BMWの新型iX3は、新プラットフォームをベースに開発されたモデルで、一部グレードでは1回の充電で最大500マイル(約805km)の航続距離をうたう。10分の急速充電で231マイル(約372km)分の走行距離を回復できる点も特徴だ。
TechRadarが400マイル(約644km)の往復走行に使用したのは「iX3 50 xDrive」。満充電時には、次世代iDriveシステム上に航続可能距離として480マイル(約772km)が表示されたという。
空調などの使用を抑える「Max Range」モードでは、この表示が550マイル(約885km)まで伸びた。英南部の海岸地帯からコーンウォールまで移動し、現地で数日間走行した後でも、帰路に就く前の追加充電は必須ではなかったとしている。
BMWは走行性能も差別化要素に位置付ける。電動パワートレインに加え、操舵、制動、駆動力制御を統合する「Heart of Joy」を採用し、大型の電動SUVでありながら応答性と操縦性を確保したと説明した。
一方で、強い加速を求めた場面では反応の遅れを指摘する声もあった。0-62mph(約100km/h)加速は4.9秒としている。
VolvoのEX60も同様に、長距離実用性を前面に押し出す。XC60の電動版に当たるEX60は、新しいSPA3プラットフォームと改良型バッテリーを採用し、1回の充電で500マイル(約805km)超の航続距離を目指す。
試乗車のP10 AWDモデルは、95kWhバッテリーを搭載し、410マイル(約660km)の航続距離を確保した。Volvoは年内に117kWhバッテリーを積む「P12 AWD」を追加し、503マイル(約810km)の航続性能を打ち出す予定だ。
車内技術では、両車の方向性の違いも鮮明になった。BMWは、フロントガラス下端に沿って情報を表示する「Panoramic iDrive」を採用。ナビ使用時には前方ディスプレイ全体に新しい地図画面を表示し、中央のタッチスクリーンは車両設定やエンターテインメント用に使い分けられる。
走行中は「Hey BMW」による音声操作の有用性が高かった一方、物理ハプティックボタンは使いづらいとの反応もあった。
これに対しVolvoは、より抑制の効いた構成を採った。横長の大型タッチスクリーンを中心に車内機能を集約し、運転席近くに主要な設定項目を配置することで、操作性を確保したとしている。
また、GeminiベースのAIアシスタントを標準搭載する初の車両である点も特徴だ。Volvoはこの機能について、なお開発途上だとしているが、基本的な質疑応答はスムーズに動作したという。今後はGoogle DriveやGmailなど、他アプリとの連携も予告している。
安全装備の強化も進めた。EX60は、全車で電動調整式シートを標準装備する初のVolvo車で、世界初の適応型シートベルトも搭載する。

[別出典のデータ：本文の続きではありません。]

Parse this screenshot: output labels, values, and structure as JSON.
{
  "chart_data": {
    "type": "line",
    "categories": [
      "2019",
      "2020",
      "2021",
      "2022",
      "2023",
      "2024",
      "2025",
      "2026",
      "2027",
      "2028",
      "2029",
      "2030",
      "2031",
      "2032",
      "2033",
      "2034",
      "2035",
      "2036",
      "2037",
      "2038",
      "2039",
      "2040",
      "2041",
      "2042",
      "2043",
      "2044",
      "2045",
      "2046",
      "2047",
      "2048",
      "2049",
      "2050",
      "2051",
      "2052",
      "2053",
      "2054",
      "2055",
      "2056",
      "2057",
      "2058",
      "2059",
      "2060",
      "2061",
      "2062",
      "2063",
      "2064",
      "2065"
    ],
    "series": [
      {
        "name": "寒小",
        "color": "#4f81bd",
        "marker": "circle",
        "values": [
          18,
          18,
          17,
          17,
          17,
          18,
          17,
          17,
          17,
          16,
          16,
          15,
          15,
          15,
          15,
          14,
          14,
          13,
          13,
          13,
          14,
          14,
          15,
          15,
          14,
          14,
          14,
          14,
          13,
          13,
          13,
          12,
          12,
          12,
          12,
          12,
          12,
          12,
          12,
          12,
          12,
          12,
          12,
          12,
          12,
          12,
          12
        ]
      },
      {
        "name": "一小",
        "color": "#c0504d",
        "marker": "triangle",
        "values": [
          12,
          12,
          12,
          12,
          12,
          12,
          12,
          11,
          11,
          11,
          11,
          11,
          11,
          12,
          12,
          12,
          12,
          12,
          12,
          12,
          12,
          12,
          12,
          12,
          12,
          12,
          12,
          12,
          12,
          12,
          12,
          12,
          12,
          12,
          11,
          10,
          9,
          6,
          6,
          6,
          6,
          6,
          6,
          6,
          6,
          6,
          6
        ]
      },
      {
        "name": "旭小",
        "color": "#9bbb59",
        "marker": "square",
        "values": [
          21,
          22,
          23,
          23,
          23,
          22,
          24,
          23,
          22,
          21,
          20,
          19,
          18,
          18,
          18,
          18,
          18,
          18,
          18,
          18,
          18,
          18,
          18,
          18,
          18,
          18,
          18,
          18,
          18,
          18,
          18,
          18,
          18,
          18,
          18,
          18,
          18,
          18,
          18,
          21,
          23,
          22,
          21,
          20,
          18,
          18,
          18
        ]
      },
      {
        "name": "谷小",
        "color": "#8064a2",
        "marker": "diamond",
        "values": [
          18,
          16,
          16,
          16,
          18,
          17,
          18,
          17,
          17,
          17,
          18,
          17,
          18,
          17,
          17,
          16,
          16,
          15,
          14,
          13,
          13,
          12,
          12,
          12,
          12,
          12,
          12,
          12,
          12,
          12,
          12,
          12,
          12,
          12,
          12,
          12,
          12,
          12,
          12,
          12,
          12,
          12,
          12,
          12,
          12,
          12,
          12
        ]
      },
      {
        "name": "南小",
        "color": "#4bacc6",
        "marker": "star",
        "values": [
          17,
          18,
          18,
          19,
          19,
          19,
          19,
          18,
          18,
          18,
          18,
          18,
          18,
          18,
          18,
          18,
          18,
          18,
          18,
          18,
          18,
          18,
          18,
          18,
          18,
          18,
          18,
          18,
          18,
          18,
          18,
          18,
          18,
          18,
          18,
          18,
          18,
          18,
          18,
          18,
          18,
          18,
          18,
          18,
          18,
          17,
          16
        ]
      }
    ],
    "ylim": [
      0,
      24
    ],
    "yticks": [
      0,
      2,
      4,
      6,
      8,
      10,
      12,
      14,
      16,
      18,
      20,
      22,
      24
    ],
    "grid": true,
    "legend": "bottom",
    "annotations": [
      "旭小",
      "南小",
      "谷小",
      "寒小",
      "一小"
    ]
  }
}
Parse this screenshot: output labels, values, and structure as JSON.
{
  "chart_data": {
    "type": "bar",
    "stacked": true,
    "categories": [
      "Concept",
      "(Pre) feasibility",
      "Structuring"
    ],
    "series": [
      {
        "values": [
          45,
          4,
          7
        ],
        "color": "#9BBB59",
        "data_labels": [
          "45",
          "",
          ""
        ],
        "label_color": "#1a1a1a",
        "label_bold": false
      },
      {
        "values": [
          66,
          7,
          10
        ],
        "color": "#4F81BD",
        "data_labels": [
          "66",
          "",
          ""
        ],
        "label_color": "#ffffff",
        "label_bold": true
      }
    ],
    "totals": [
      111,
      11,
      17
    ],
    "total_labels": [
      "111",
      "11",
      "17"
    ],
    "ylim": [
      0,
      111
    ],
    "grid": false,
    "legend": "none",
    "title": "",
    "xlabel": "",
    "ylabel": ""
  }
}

車内とシートのセンサーが乗員の体格や体重を把握し、衝突時にシートベルトの張力を自動調整する仕組みだ。Volvoは、低速衝突時の不要な負傷を減らすための設計だと説明している。
価格はVolvo EX60が約5万7000ポンド(約855万円)から7万ポンド(約1050万円)。BMW iX3の試乗車は、オプション込みで6万1000ポンド(約915万円)水準だった。
EX60はBMW iX3に加え、Mercedes-Benzの最新「GLC Electric」とも直接競合する見通しだ。
今回の比較で浮かび上がったのは、専用プラットフォーム、大容量バッテリー、電費効率の改善を組み合わせることで、電動SUVが「充電スポットを先回りして計算しながら使う乗り物」ではなくなりつつあるという点だ。長距離移動でも、充電のための停止や地方部での充電器の位置を過度に気にする必要は薄れつつある。
EVの競争軸は、バッテリー容量そのものから、実用航続距離と充電負担の軽減へ移りつつあることを示している。